Protein S manifests anticoagulant and neuroprotective properties, apparently independent of APC. New studies demonstrated in vivo and in vitro neuroprotective activities of protein S in murine models of ischemic stroke and of neuronal hypoxia/reoxygenation injury. In the in vivo stroke model, protein S significantly improved motor neurological deficit, reduced infarction and edema volumes, improved post-ischemic cerebral blood flow, and reduced brain fibrin deposition and infiltration with neutrophils. Intracerebral bleeding was not observed with protein S treatment. Both plasma-derived and recombinant human protein S preparations were effective. Protein S protected ischemic neurons in vivo and cultured neurons in vitro from hypoxia/reoxygenation-induced apoptosis in a time- and dose-dependent manner. Thus, protein S is a significant neuroprotectant during ischemic brain injury with direct anti-apoptotic effects on neurons and with systemic antithrombotic effects. Hence, protein S could be a prototype of a new class of agents for ischemic stroke with combined direct neuronal protective effects and systemic antithrombotic and anti-inflammatory activities. 

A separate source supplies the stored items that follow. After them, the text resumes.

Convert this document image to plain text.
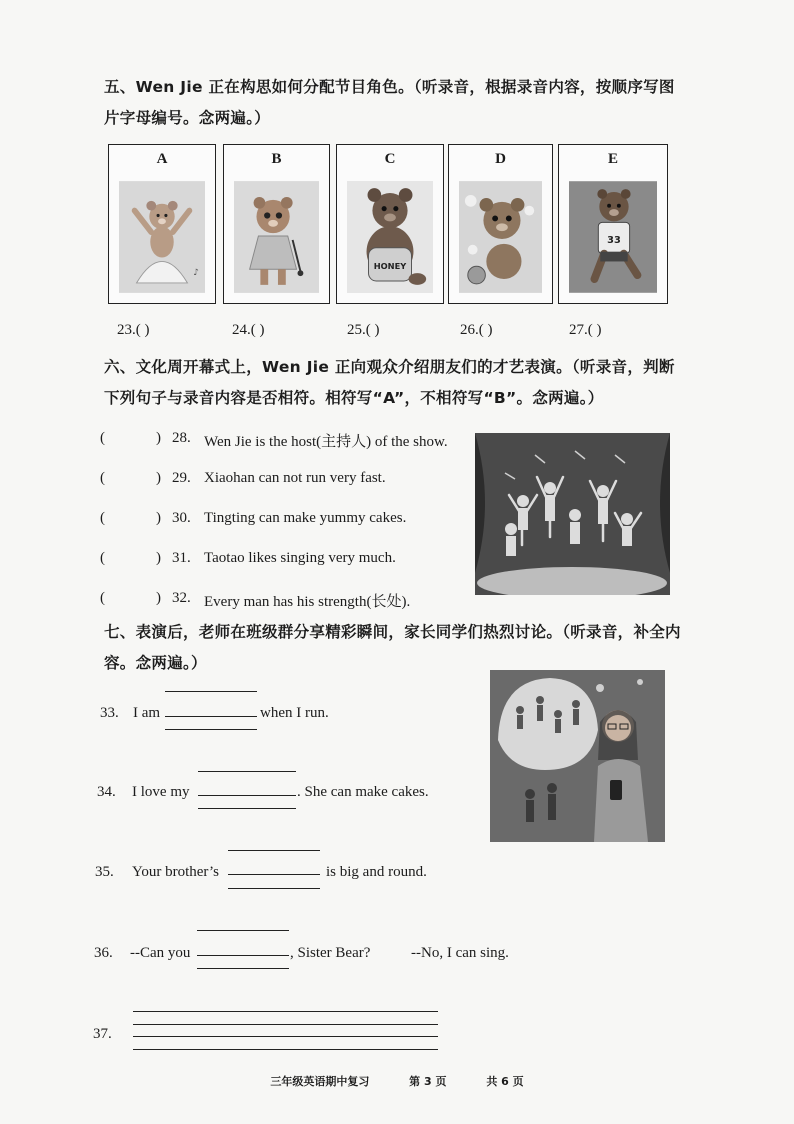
五、Wen Jie 正在构思如何分配节目角色。（听录音，根据录音内容，按顺序写图片字母编号。念两遍。）
A
♪
B	C
HONEY
D	E
33
23.( )	24.( )	25.( )	26.( )	27.( )
六、文化周开幕式上，Wen Jie 正向观众介绍朋友们的才艺表演。（听录音，判断下列句子与录音内容是否相符。相符写“A”，不相符写“B”。念两遍。）
(	) 28. Wen Jie is the host(主持人) of the show.
(	) 29. Xiaohan can not run very fast.
(	) 30. Tingting can make yummy cakes.
(	) 31. Taotao likes singing very much.
(	) 32. Every man has his strength(长处).
七、表演后，老师在班级群分享精彩瞬间，家长同学们热烈讨论。（听录音，补全内容。念两遍。）
33. I am	when I run.
34. I love my	. She can make cakes.
35. Your brother’s	is big and round.
36. --Can you	, Sister Bear?	--No, I can sing.
37.
三年级英语期中复习	第 3 页	共 6 页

CIRCULATING ACTIVATED PROTEIN C PHYSIOLOGY

Circulating APC, the active enzyme derived from the protein C zymogen, is a normal constituent of blood. APC rises in vivo in animals following thrombin infusions because thrombin converts protein C to APC. We found that atherosclerosis decreases thrombin-dependent generation of APC while platelet factor 4 increases APC generation. Interestingly, diet-induced regression of atherosclerosis restores normal generation of APC by thrombin.  We found that circulating APC is significantly lower inpatients who experience an ischemic stroke after an infection, in systemic lupus erythematosus patients and in smokers. Surprisingly, we found that APC levels are only modestly reduced in patients taking oral anticoagulants whereas protein C and clotting factors are markedly reduced. The increasing amount of clinical and animal data are consistent with the hypothesis that circulating APC is beneficial and that conditions that increase risk for atherothrombosis or venous thrombosis deleteriously decrease generation of APC.